Les petits princes avaient imité les grands princes. Ernest-Auguste, le mari de la duchesse Sophie, nous avait vendu sa neutralité et s’en frottait les mains. Ceux qui en avaient fait autant étaient légion. On ose à peine les blâmer, tant paraissait banal au XVIIe siècle le crime de lèse-patrie ; il n’y avait que vingt ans que le grand Condé s’était battu contre son pays. Charles-Louis, grisé par la « splendeur » et la faveur de sa fille, comptant sur elle pour raisonner Louis XIV en cas de besoin, fut l’un des plus faciles à circonvenir. On lui conta que le roi de France avait l’intention de rétablir le royaume d’Austrasie, fondé à la mort de Clovis, et qu’il lui en destinait la couronne[1]. L’Electeur le crut. L’idée de succéder à Pépin le Bref lui plaisait. Il fit frapper une monnaie qui était « une allusion à la couronne espérée, » et correspondit sur l’Austrasie « avec son futur suzerain » de Saint-Germain. L’histoire de Sancho et de son île n’est pas plus folle. Les conseillers de Charles-Louis eurent grand’peine à le ramener à la réalité, et il prit alors, de tous les partis, le plus impolitique. La guerre de Hollande avait éclaté, et l’Allemagne, alarmée de ses succès, se retournait rapidement contre nous : Charles-Louis résolut de n’être ni pour le roi de France, ni pour l’Empereur, et se mit tout le monde à dos.
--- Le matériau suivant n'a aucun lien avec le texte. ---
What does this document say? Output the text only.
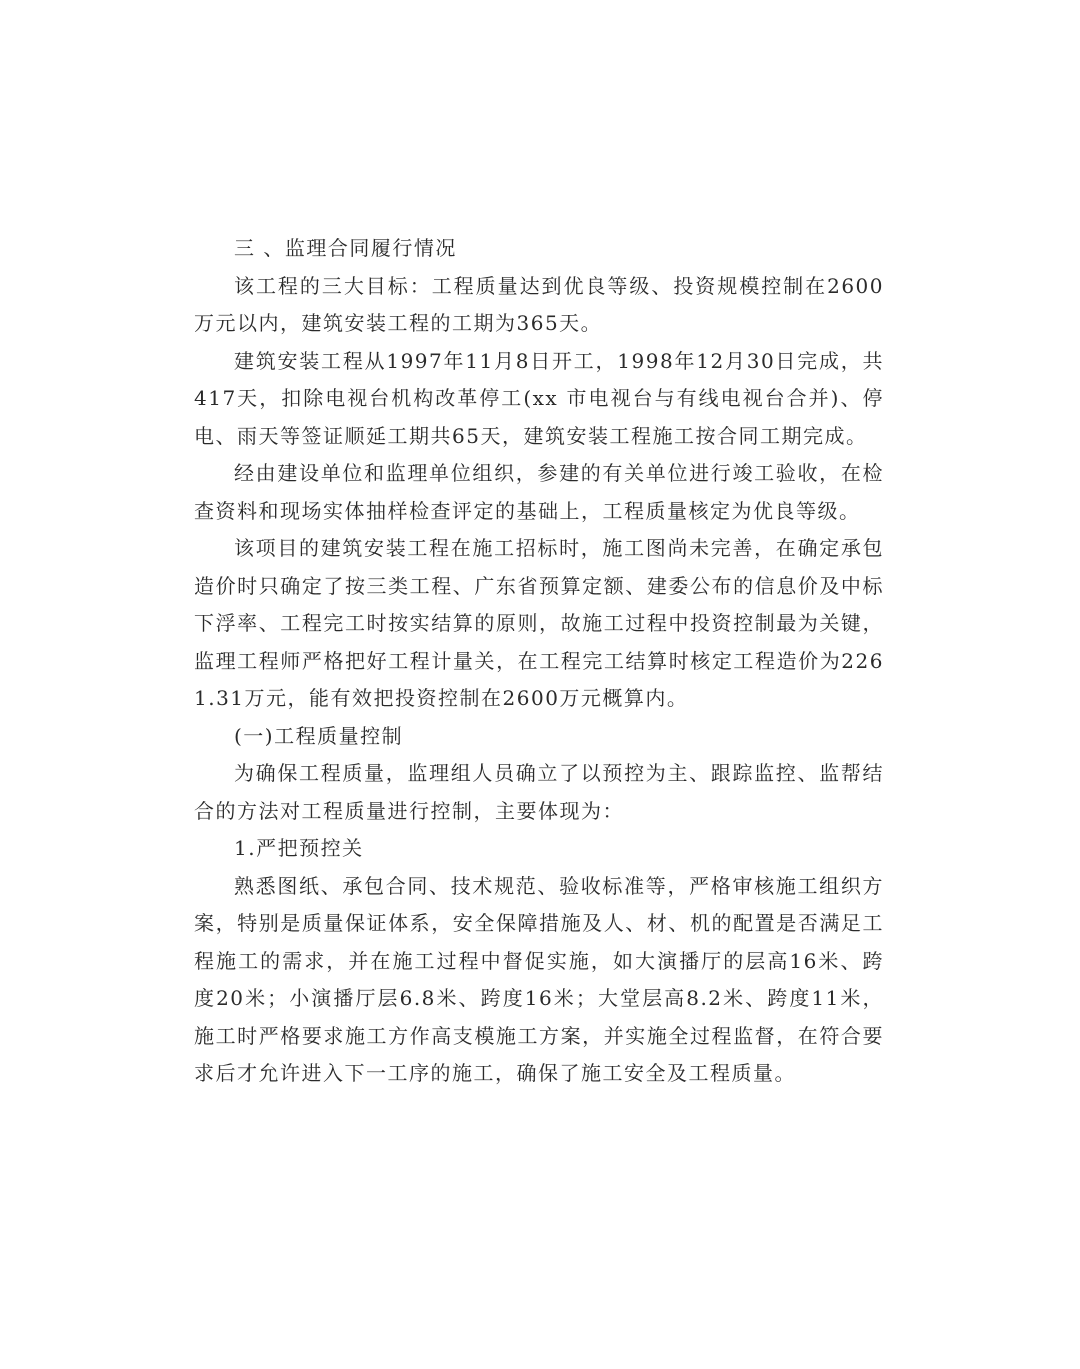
三 、监理合同履行情况

该工程的三大目标：工程质量达到优良等级、投资规模控制在2600 万元以内，建筑安装工程的工期为365天。

建筑安装工程从1997年11月8日开工，1998年12月30日完成，共417天，扣除电视台机构改革停工(xx 市电视台与有线电视台合并)、停电、雨天等签证顺延工期共65天，建筑安装工程施工按合同工期完成。

经由建设单位和监理单位组织，参建的有关单位进行竣工验收，在检查资料和现场实体抽样检查评定的基础上，工程质量核定为优良等级。

该项目的建筑安装工程在施工招标时，施工图尚未完善，在确定承包造价时只确定了按三类工程、广东省预算定额、建委公布的信息价及中标下浮率、工程完工时按实结算的原则，故施工过程中投资控制最为关键，监理工程师严格把好工程计量关，在工程完工结算时核定工程造价为2261.31万元，能有效把投资控制在2600万元概算内。

(一)工程质量控制

为确保工程质量，监理组人员确立了以预控为主、跟踪监控、监帮结合的方法对工程质量进行控制，主要体现为：

1.严把预控关

熟悉图纸、承包合同、技术规范、验收标准等，严格审核施工组织方案，特别是质量保证体系，安全保障措施及人、材、机的配置是否满足工程施工的需求，并在施工过程中督促实施，如大演播厅的层高16米、跨度20米；小演播厅层6.8米、跨度16米；大堂层高8.2米、跨度11米，施工时严格要求施工方作高支模施工方案，并实施全过程监督，在符合要求后才允许进入下一工序的施工，确保了施工安全及工程质量。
Le Palatinat paya les fautes de son maître. Quatre ans de suite il fut piétiné, pillé, pressuré, incendié, par l’un, par l’autre, par tous, sans ménagemens et sans pitié. Qu’un corps de troupes se présentât en ami ou en ennemi, c’était tout comme ;

  1. Geschichte der Rheinischen Pfalz, par L. Haüsser, II, 627.